えっ…こんなに素敵なものだった!?着物を着る楽しさ教えます

カッコいい女袴は、着物より簡単に着付けられるんです

女子大生の卒業式といえば、やっぱり袴姿がりりしくて良いですね。最近では、小学生の卒業式でも袴姿が流行っているんですよ。女袴と男袴が有り、いくつか違いがあります。

男性の袴は、仙台平や縞の平袴を用いると礼装用になります。帯は角帯を腹の下に巻き、その上に袴を付けるので、袴の丈は女性に比べて短くなります。後ろに背板があり、紐は細いです。股の部分は、二股になっている馬乗り袴と、スカート状になった行灯袴があります。足さばきの良いのは、馬乗り袴です。

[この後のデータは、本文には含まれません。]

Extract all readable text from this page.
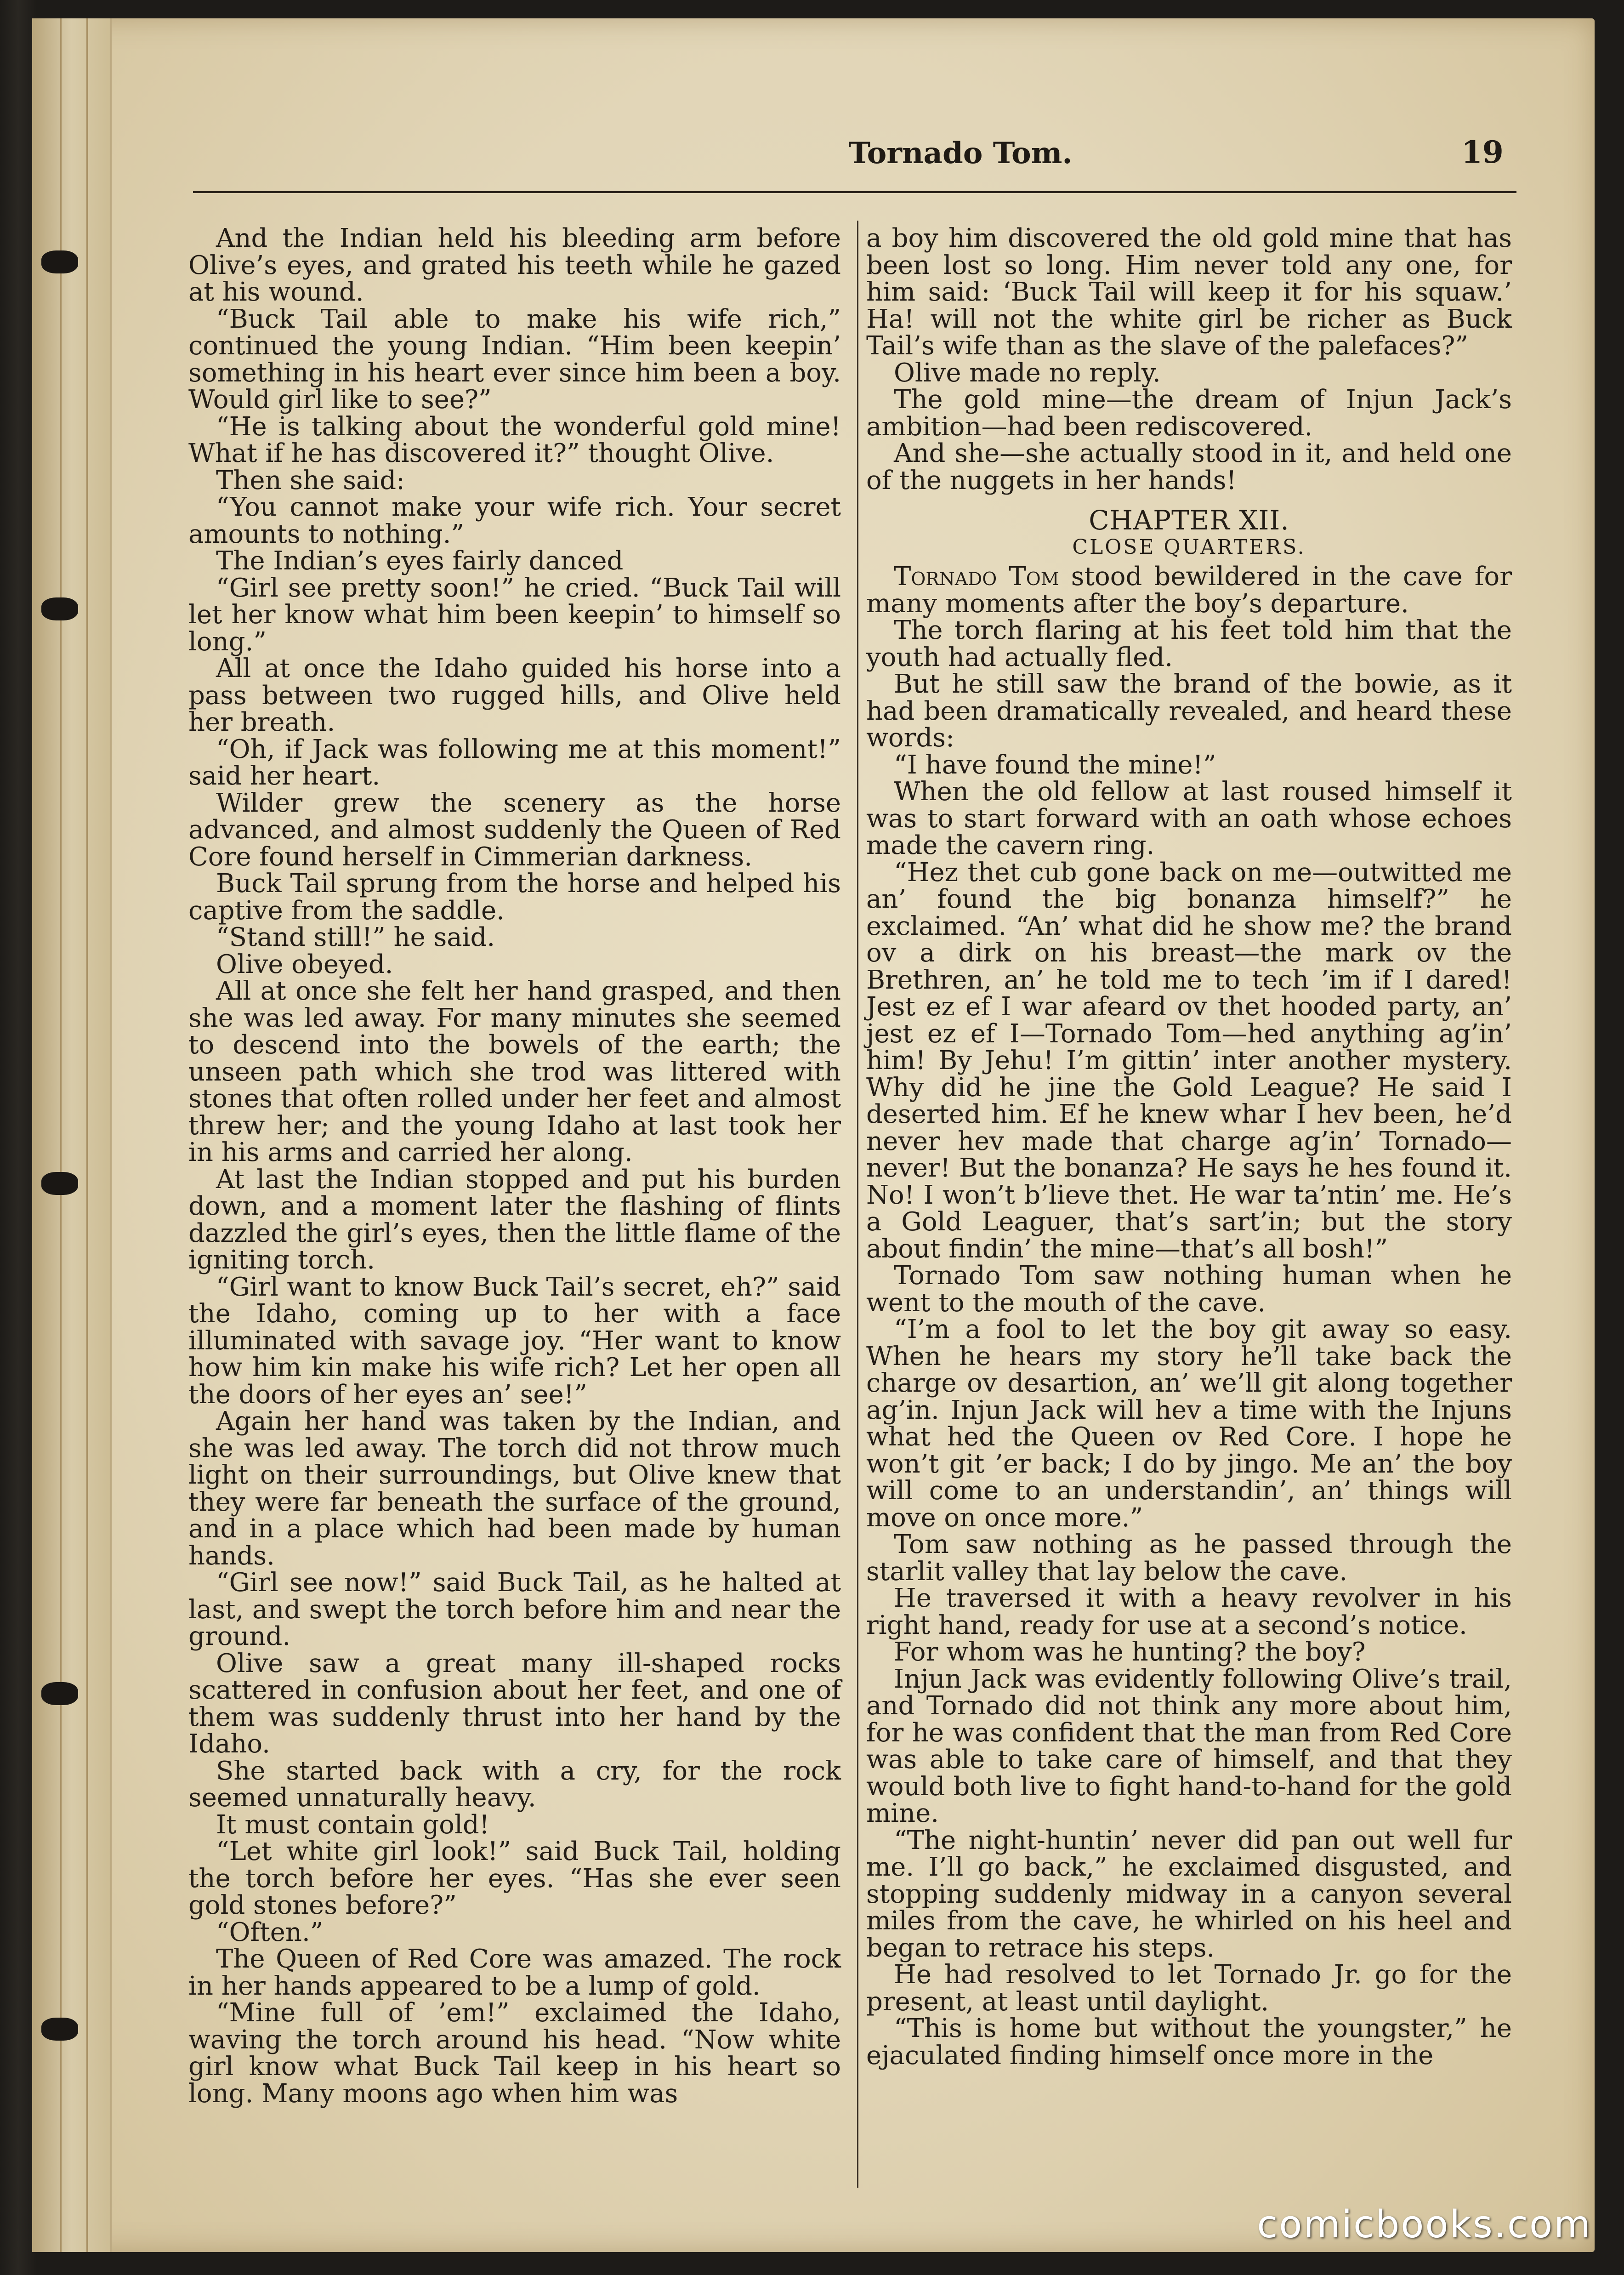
Tornado Tom.	19

And the Indian held his bleeding arm before Olive’s eyes, and grated his teeth while he gazed at his wound.

“Buck Tail able to make his wife rich,” continued the young Indian. “Him been keepin’ something in his heart ever since him been a boy. Would girl like to see?”

“He is talking about the wonderful gold mine! What if he has discovered it?” thought Olive.

Then she said:

“You cannot make your wife rich. Your secret amounts to nothing.”

The Indian’s eyes fairly danced

“Girl see pretty soon!” he cried. “Buck Tail will let her know what him been keepin’ to himself so long.”

All at once the Idaho guided his horse into a pass between two rugged hills, and Olive held her breath.

“Oh, if Jack was following me at this moment!” said her heart.

Wilder grew the scenery as the horse advanced, and almost suddenly the Queen of Red Core found herself in Cimmerian darkness.

Buck Tail sprung from the horse and helped his captive from the saddle.

“Stand still!” he said.

Olive obeyed.

All at once she felt her hand grasped, and then she was led away. For many minutes she seemed to descend into the bowels of the earth; the unseen path which she trod was littered with stones that often rolled under her feet and almost threw her; and the young Idaho at last took her in his arms and carried her along.

At last the Indian stopped and put his burden down, and a moment later the flashing of flints dazzled the girl’s eyes, then the little flame of the igniting torch.

“Girl want to know Buck Tail’s secret, eh?” said the Idaho, coming up to her with a face illuminated with savage joy. “Her want to know how him kin make his wife rich? Let her open all the doors of her eyes an’ see!”

Again her hand was taken by the Indian, and she was led away. The torch did not throw much light on their surroundings, but Olive knew that they were far beneath the surface of the ground, and in a place which had been made by human hands.

“Girl see now!” said Buck Tail, as he halted at last, and swept the torch before him and near the ground.

Olive saw a great many ill-shaped rocks scattered in confusion about her feet, and one of them was suddenly thrust into her hand by the Idaho.

She started back with a cry, for the rock seemed unnaturally heavy.

It must contain gold!

“Let white girl look!” said Buck Tail, holding the torch before her eyes. “Has she ever seen gold stones before?”

“Often.”

The Queen of Red Core was amazed. The rock in her hands appeared to be a lump of gold.

“Mine full of ’em!” exclaimed the Idaho, waving the torch around his head. “Now white girl know what Buck Tail keep in his heart so long. Many moons ago when him was

a boy him discovered the old gold mine that has been lost so long. Him never told any one, for him said: ‘Buck Tail will keep it for his squaw.’ Ha! will not the white girl be richer as Buck Tail’s wife than as the slave of the palefaces?”

Olive made no reply.

The gold mine—the dream of Injun Jack’s ambition—had been rediscovered.

And she—she actually stood in it, and held one of the nuggets in her hands!

CHAPTER XII.
CLOSE QUARTERS.

Tornado Tom stood bewildered in the cave for many moments after the boy’s departure.

The torch flaring at his feet told him that the youth had actually fled.

But he still saw the brand of the bowie, as it had been dramatically revealed, and heard these words:

“I have found the mine!”

When the old fellow at last roused himself it was to start forward with an oath whose echoes made the cavern ring.

“Hez thet cub gone back on me—outwitted me an’ found the big bonanza himself?” he exclaimed. “An’ what did he show me? the brand ov a dirk on his breast—the mark ov the Brethren, an’ he told me to tech ’im if I dared! Jest ez ef I war afeard ov thet hooded party, an’ jest ez ef I—Tornado Tom—hed anything ag’in’ him! By Jehu! I’m gittin’ inter another mystery. Why did he jine the Gold League? He said I deserted him. Ef he knew whar I hev been, he’d never hev made that charge ag’in’ Tornado—never! But the bonanza? He says he hes found it. No! I won’t b’lieve thet. He war ta’ntin’ me. He’s a Gold Leaguer, that’s sart’in; but the story about findin’ the mine—that’s all bosh!”

Tornado Tom saw nothing human when he went to the mouth of the cave.

“I’m a fool to let the boy git away so easy. When he hears my story he’ll take back the charge ov desartion, an’ we’ll git along together ag’in. Injun Jack will hev a time with the Injuns what hed the Queen ov Red Core. I hope he won’t git ’er back; I do by jingo. Me an’ the boy will come to an understandin’, an’ things will move on once more.”

Tom saw nothing as he passed through the starlit valley that lay below the cave.

He traversed it with a heavy revolver in his right hand, ready for use at a second’s notice.

For whom was he hunting? the boy?

Injun Jack was evidently following Olive’s trail, and Tornado did not think any more about him, for he was confident that the man from Red Core was able to take care of himself, and that they would both live to fight hand-to-hand for the gold mine.

“The night-huntin’ never did pan out well fur me. I’ll go back,” he exclaimed disgusted, and stopping suddenly midway in a canyon several miles from the cave, he whirled on his heel and began to retrace his steps.

He had resolved to let Tornado Jr. go for the present, at least until daylight.

“This is home but without the youngster,” he ejaculated finding himself once more in the

comicbooks.com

女性の袴は、明治時代に女学生の制服として用いられたのが始まりで、礼装にはなりません。背板は無く、半幅帯を胸に締めて、その上に袴をつけるので、袴の長さは男性用より長くなります。股の部分はスカート状の行灯袴になります。

男袴、女袴とも基本の着付けは同じですが、男袴の紐結びが若干難しいです。独学で学ぶ場合は、インターネットでも詳しく載っているサイトが多いので、参照されると良いと思います。ここでは、比較的簡単な女袴の着方をご紹介します。

①着物の着方について。着物は、色無地などの振りの小さいものを用います。最近では振り袖を着る人も多いので、それほど問題にはなりませんが、女袴には色無地などの小袖のものが基本と覚えておくと良いと思います。普段の着物との違いは、裾を20センチほどあげて、衣紋は抜きすぎず指3本が入る程度で着上げます。

②帯は、半幅帯で小さな文庫結びを作ります。大きく作ると、背からはみ出してみっともないので気を付けます。また、袴の背の部分を乗せる土台になるので、しっかりと締めておきます。袴は脇が大きく開いて見えるので、袴を付ける前に、着物のおはしょりを綺麗しておきます。

③袴の丈は履くものによって変わります。草履の場合はくるぶしより下辺りに合わせます。ブーツの場合はくるぶしが見えるくらいで合わせます。ブーツに裾にひっかからない場所で袴を固定します。袴の前ベルトから締めて行きます。この時に帯が1センチ見えるぐらいで、前ベルトを当てます。この際、前帯にクリップで留めておくと良いです。前ベルトを後ろの文庫帯の上で交差して、帯にからげ下からリボンを前に戻します。左前辺りで、紐を右を上にして交差させます。結ばずに左下の紐を折り返し、後ろに戻します。文庫帯の下で蝶々結びにします。後ろの背部分を、文庫帯の上に置きます。緩まない様に、紐を前にまわし、左の紐が上に来る様に重ねます。左の紐を、先に締めてある前紐にからげて下から上に向けて通します。そのまま、蝶々結びをします。リボンの形を整えて、どちらか片方の紐を結び目下から上に引き上げ、結び目を隠す様にたらします。

字面でみると、少しややこしく感じるかもしれませんが、一度着付けてみて下さい。男性と違い、リボンの始末が簡単なので、袴の背が帯にしっかりついてさえいれば、上手く着付ける事ができますよ。是非チャレンジしてみて下さい。